Maternal prenatal undernutrition alters the response of POMC neurons to energy status variation in adult male rat offspring

TitleMaternal prenatal undernutrition alters the response of POMC neurons to energy status variation in adult male rat offspring
Publication TypeJournal Article
Year of Publication2009
AuthorsBreton, C, Lukaszewski, M-A, Risold, P-Y, Enache, M, Guillemot, J, Rivière, G, Delahaye, F, Lesage, J, Dutriez-Casteloot, I, Laborie, C, Vieau, D
JournalAm J Physiol Endocrinol Metab

Epidemiological studies suggest that maternal undernutrition predisposes the offspring to development of energy balance metabolic pathologies in adulthood.
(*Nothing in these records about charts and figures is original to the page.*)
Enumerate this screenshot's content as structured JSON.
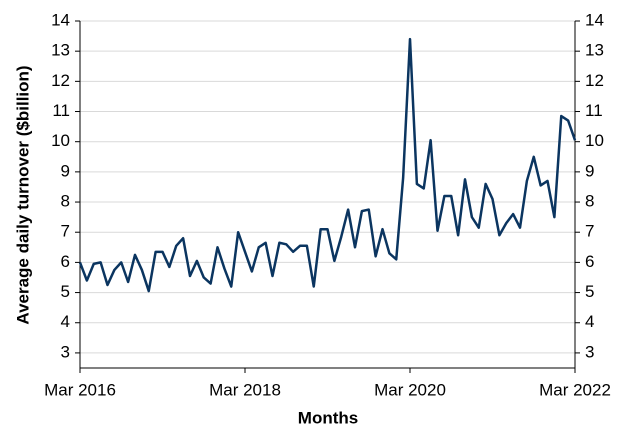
{
  "chart_data": {
    "type": "line",
    "x_label": "Months",
    "y_label": "Average daily turnover ($billion)",
    "x": [
      "2016-03",
      "2016-04",
      "2016-05",
      "2016-06",
      "2016-07",
      "2016-08",
      "2016-09",
      "2016-10",
      "2016-11",
      "2016-12",
      "2017-01",
      "2017-02",
      "2017-03",
      "2017-04",
      "2017-05",
      "2017-06",
      "2017-07",
      "2017-08",
      "2017-09",
      "2017-10",
      "2017-11",
      "2017-12",
      "2018-01",
      "2018-02",
      "2018-03",
      "2018-04",
      "2018-05",
      "2018-06",
      "2018-07",
      "2018-08",
      "2018-09",
      "2018-10",
      "2018-11",
      "2018-12",
      "2019-01",
      "2019-02",
      "2019-03",
      "2019-04",
      "2019-05",
      "2019-06",
      "2019-07",
      "2019-08",
      "2019-09",
      "2019-10",
      "2019-11",
      "2019-12",
      "2020-01",
      "2020-02",
      "2020-03",
      "2020-04",
      "2020-05",
      "2020-06",
      "2020-07",
      "2020-08",
      "2020-09",
      "2020-10",
      "2020-11",
      "2020-12",
      "2021-01",
      "2021-02",
      "2021-03",
      "2021-04",
      "2021-05",
      "2021-06",
      "2021-07",
      "2021-08",
      "2021-09",
      "2021-10",
      "2021-11",
      "2021-12",
      "2022-01",
      "2022-02",
      "2022-03"
    ],
    "series": [
      {
        "name": "Average daily turnover",
        "color": "#0b3560",
        "values": [
          6.0,
          5.4,
          5.95,
          6.0,
          5.25,
          5.75,
          6.0,
          5.35,
          6.25,
          5.75,
          5.05,
          6.35,
          6.35,
          5.85,
          6.55,
          6.8,
          5.55,
          6.05,
          5.5,
          5.3,
          6.5,
          5.8,
          5.2,
          7.0,
          6.35,
          5.7,
          6.5,
          6.65,
          5.55,
          6.65,
          6.6,
          6.35,
          6.55,
          6.55,
          5.2,
          7.1,
          7.1,
          6.05,
          6.85,
          7.75,
          6.5,
          7.7,
          7.75,
          6.2,
          7.1,
          6.3,
          6.1,
          8.8,
          13.4,
          8.6,
          8.45,
          10.05,
          7.05,
          8.2,
          8.2,
          6.9,
          8.75,
          7.5,
          7.15,
          8.6,
          8.1,
          6.9,
          7.3,
          7.6,
          7.15,
          8.7,
          9.5,
          8.55,
          8.7,
          7.5,
          10.85,
          10.7,
          10.05
        ]
      }
    ],
    "xlim": [
      "2016-03",
      "2022-03"
    ],
    "xticks": [
      {
        "value": "2016-03",
        "label": "Mar 2016"
      },
      {
        "value": "2018-03",
        "label": "Mar 2018"
      },
      {
        "value": "2020-03",
        "label": "Mar 2020"
      },
      {
        "value": "2022-03",
        "label": "Mar 2022"
      }
    ],
    "ylim": [
      2.5,
      14
    ],
    "yticks": [
      3,
      4,
      5,
      6,
      7,
      8,
      9,
      10,
      11,
      12,
      13,
      14
    ],
    "mirror_y_axis": true,
    "grid": true
  }
}
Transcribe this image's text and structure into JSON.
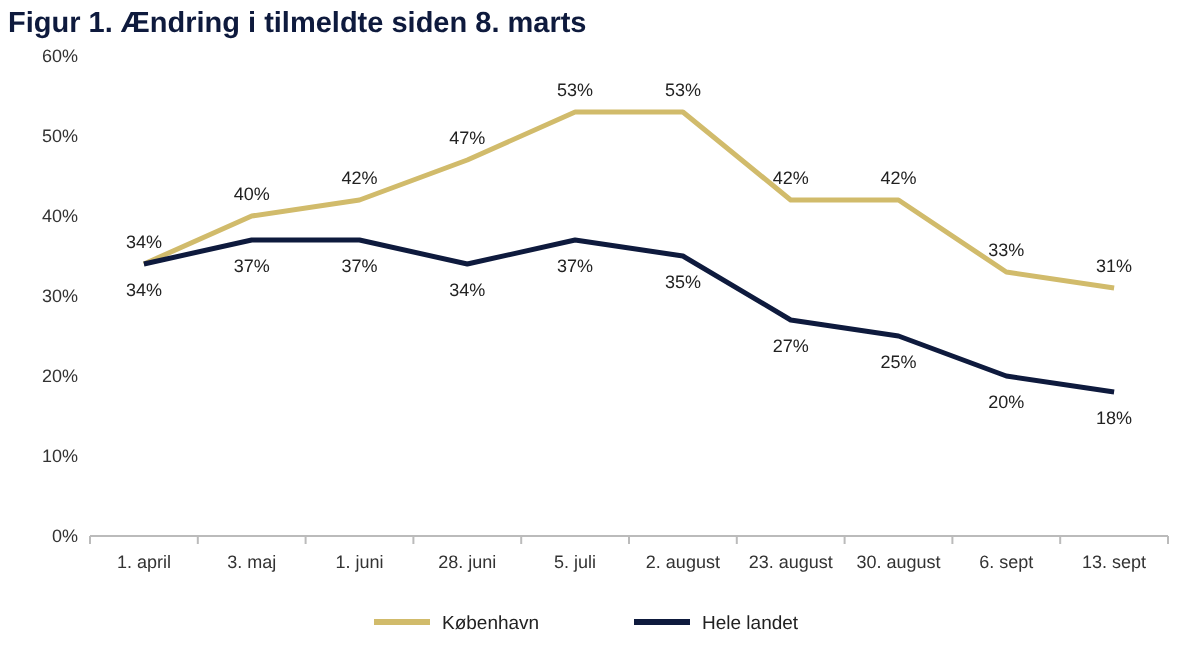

Using a model of a prenatal maternal 70% food-restricted diet (FR30) in rats, we evaluated peripheral parameters involved in nutritional regulation, as well as the hypothalamic appetite-regulatory system, in nonfasted and 48-h-fasted adult offspring. Despite comparable glycemia in both groups, mild glucose intolerance, with a defect in glucose-induced insulin secretion, was observed in FR30 animals. They also exhibited hyperleptinemia, despite similar visible fat deposits. Using semiquantitative RT-PCR, we observed no basal difference of hypothalamic proopiomelanocortin (POMC) and neuropeptide Y (NPY) gene expression, but a decrease of the OB-Rb and an increase of insulin receptor mRNA levels, in FR30 animals. These animals also exhibited basal hypercorticosteronemia and a blunted increase of corticosterone in fasted compared with control animals. After fasting, FR30 animals showed no marked reduction of POMC mRNA levels or intensity of \{beta\}-endorphin-immunoreactive fiber projections. By contrast, NPY gene expression and immunoreactive fiber intensity increased. FR30 rats also displayed subtle alterations of food intake: body weight-related food intake was higher and light-dark phase rhythm and refeeding time course were modified after fasting. At rest, in the morning, hyperinsulinemia and a striking increase in the number of c-Fos-containing cells in the arcuate nucleus were observed. About 30% of the c-Fos-expressing cells were POMC neurons. Our data suggest that maternal undernutrition differently programs the long-term appetite-regulatory system of offspring, especially the response of POMC neurons to energy status and food intake rhythm.